American Journal of Science and Arts, vol. i., p. 465.

From Cottonwood Creek.

Crocodilus Elliotii, Leidy.

Cont. to Ex. Vert. Fauna, p. 126.

Represented by a perfect skull, and several vertebræ.

This fossil exhibits a form of skull which shows characters of both crocodile and alligator; the latter to a less marked degree. That it properly belongs to the former genus is shown by the notch in the upper jaw which receives the canine of the lower.

The entire skull is remarkably flat on its upper surface, the face and cranium being nearly in the same plane without the descent at the frontals usual in these reptiles. The jaw is deeply notched at the sutures between the maxillaries and pre-maxillaries, and the second maxillary notch is well marked. All the bones of the upper surface of the head are deeply pitted.

The borders of the cranium are rounded as they approach the orbits; the superior temporal orifices are almost perfectly circular, the fore-and-aft diameter exceeding the transverse by only one millimetre. This effect may, in some degree, be due to distortion.

To give a more detailed account of the several elements of the skull, we take up first the basioccipital. This bone is remarkably long and straight, tapers gradually downwards, and becomes quite narrow at the distal end. It is smooth throughout, and exhibits no rugose muscular attachments, such as are sometimes seen in other members of the order. The condyle is large and nearly spherical, but with median groove distinctly marked. In size and shape it is more like that of the alligator than of the ordinary crocodile, but it is somewhat different from either. It differs from the former, in not having so long a neck distinctly marked by a constriction; and from the latter, in not having additional articular faces on each side of the condyle proper. As far as can be judged, no portion of it is formed by the exoccipitals. Below the condyle the basioccipital is perforated by two small vascular foramina; the spheno occipital canal occupies the usual place, and is very large.

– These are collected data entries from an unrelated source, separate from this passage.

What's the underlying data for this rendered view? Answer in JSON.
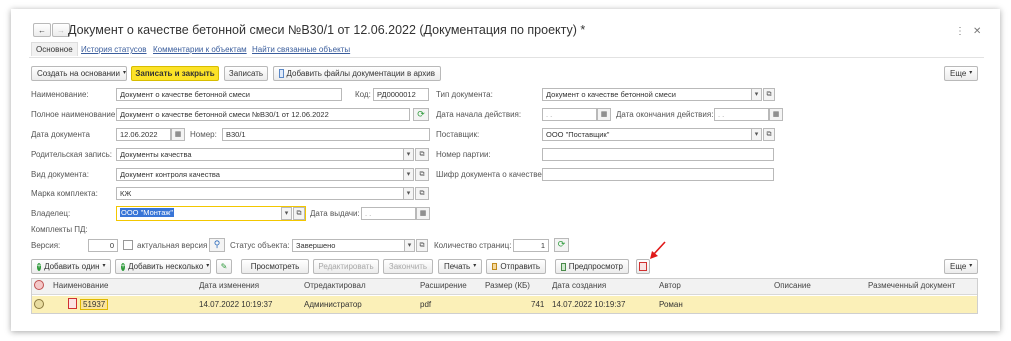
{
  "window": {
    "title": "Документ о качестве бетонной смеси №В30/1 от 12.06.2022 (Документация по проекту) *",
    "nav_back": "←",
    "nav_forward": "→",
    "menu_icon": "⋮",
    "close_icon": "✕",
    "star_icon": "☆"
  },
  "tabs": [
    {
      "label": "Основное"
    },
    {
      "label": "История статусов"
    },
    {
      "label": "Комментарии к объектам"
    },
    {
      "label": "Найти связанные объекты"
    }
  ],
  "toolbar": {
    "create_based": "Создать на основании",
    "save_close": "Записать и закрыть",
    "save": "Записать",
    "add_files": "Добавить файлы документации в архив",
    "more": "Еще"
  },
  "fields": {
    "name_label": "Наименование:",
    "name_value": "Документ о качестве бетонной смеси",
    "code_label": "Код:",
    "code_value": "РД0000012",
    "fullname_label": "Полное наименование:",
    "fullname_value": "Документ о качестве бетонной смеси №В30/1 от 12.06.2022",
    "date_label": "Дата документа",
    "date_value": "12.06.2022",
    "number_label": "Номер:",
    "number_value": "В30/1",
    "parent_label": "Родительская запись:",
    "parent_value": "Документы качества",
    "doctype_label": "Вид документа:",
    "doctype_value": "Документ контроля качества",
    "kit_label": "Марка комплекта:",
    "kit_value": "КЖ",
    "owner_label": "Владелец:",
    "owner_value": "ООО \"Монтаж\"",
    "issue_label": "Дата выдачи:",
    "issue_value": ".  .",
    "kits_pd_label": "Комплекты ПД:",
    "type_label": "Тип документа:",
    "type_value": "Документ о качестве бетонной смеси",
    "start_label": "Дата начала действия:",
    "start_value": ".  .",
    "end_label": "Дата окончания действия:",
    "end_value": ".  .",
    "supplier_label": "Поставщик:",
    "supplier_value": "ООО \"Поставщик\"",
    "batch_label": "Номер партии:",
    "batch_value": "",
    "cipher_label": "Шифр документа о качестве:",
    "cipher_value": "",
    "version_label": "Версия:",
    "version_value": "0",
    "actual_label": "актуальная версия",
    "status_label": "Статус объекта:",
    "status_value": "Завершено",
    "pages_label": "Количество страниц:",
    "pages_value": "1"
  },
  "files_toolbar": {
    "add_one": "Добавить один",
    "add_many": "Добавить несколько",
    "view": "Просмотреть",
    "edit": "Редактировать",
    "finish": "Закончить",
    "print": "Печать",
    "send": "Отправить",
    "preview": "Предпросмотр",
    "more": "Еще"
  },
  "table": {
    "headers": [
      "Наименование",
      "Дата изменения",
      "Отредактировал",
      "Расширение",
      "Размер (КБ)",
      "Дата создания",
      "Автор",
      "Описание",
      "Размеченный документ"
    ],
    "rows": [
      {
        "name": "51937",
        "modified": "14.07.2022 10:19:37",
        "editor": "Администратор",
        "ext": "pdf",
        "size": "741",
        "created": "14.07.2022 10:19:37",
        "author": "Роман",
        "description": "",
        "marked": ""
      }
    ]
  },
  "colors": {
    "primary": "#fce228",
    "link": "#3a5d9c",
    "row_highlight": "#fbf0b8",
    "arrow": "#e01818"
  }
}
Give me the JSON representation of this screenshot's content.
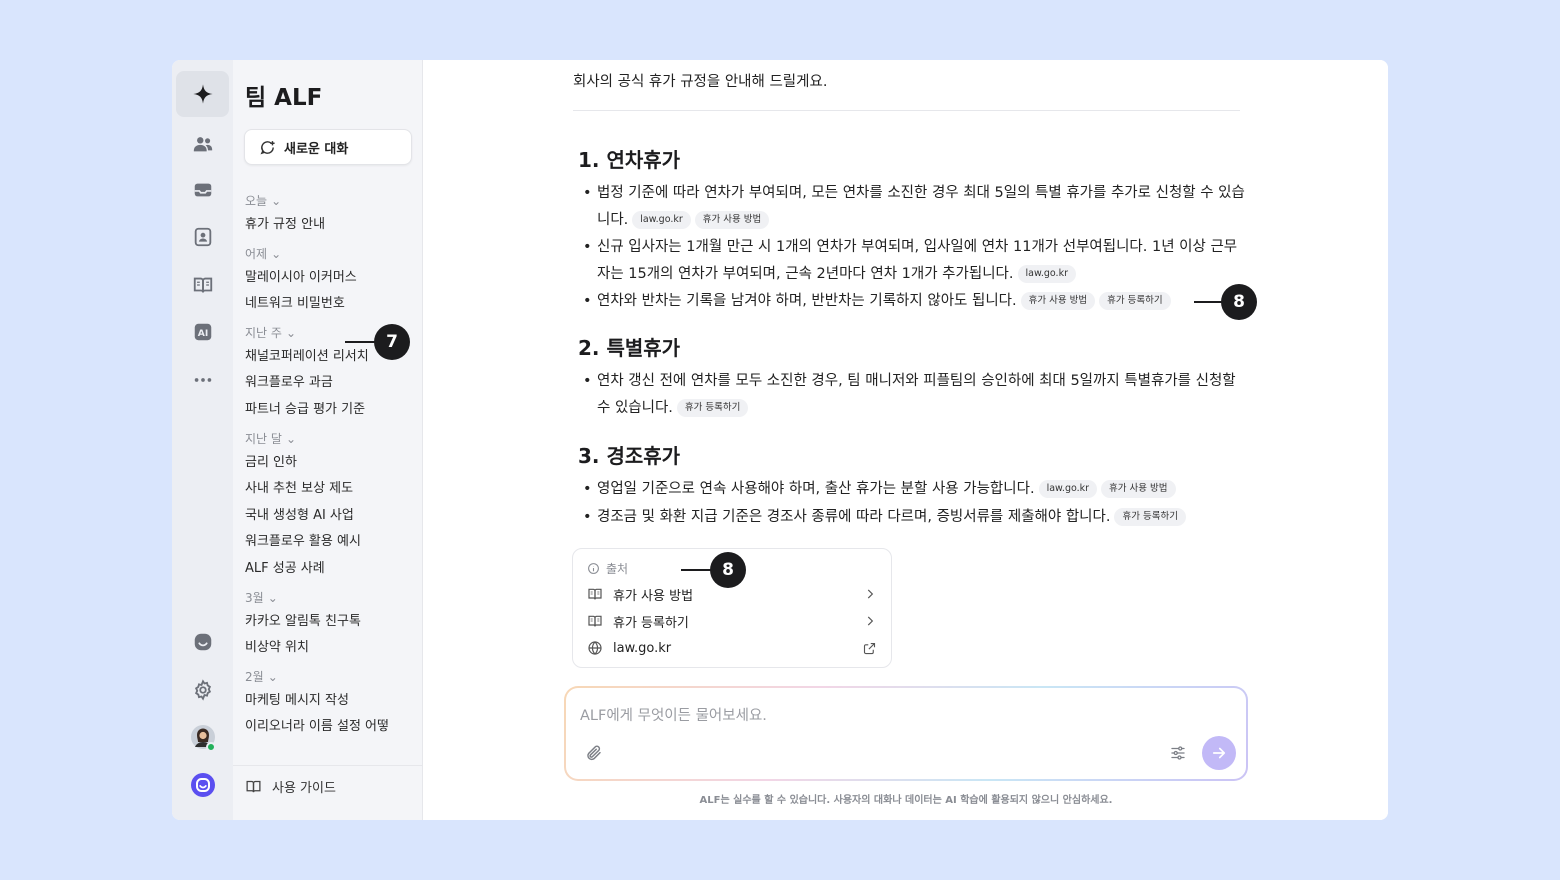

The exoccipitals are large, of very great width, but rather low from above downwards. The position of the foramina which perforate these bones is peculiar; it resembles more the arrangement seen in the skull of the alligator than in that of the crocodile, but it has an additional foramen. There are, then, two small venous foramina near the condyle; while along the lateral margin of the occiput, are placed in a vertical line the foramina for the hypoglossal and pneumogastric nerves, and the internal carotid artery. The foramen for the facial nerve, etc., is situated in the usual place, and is of the usual size. The foramen magnum is heart-shaped, low, wide above, contracting below. The paroccipital processes are long and slender, and project strongly backwards.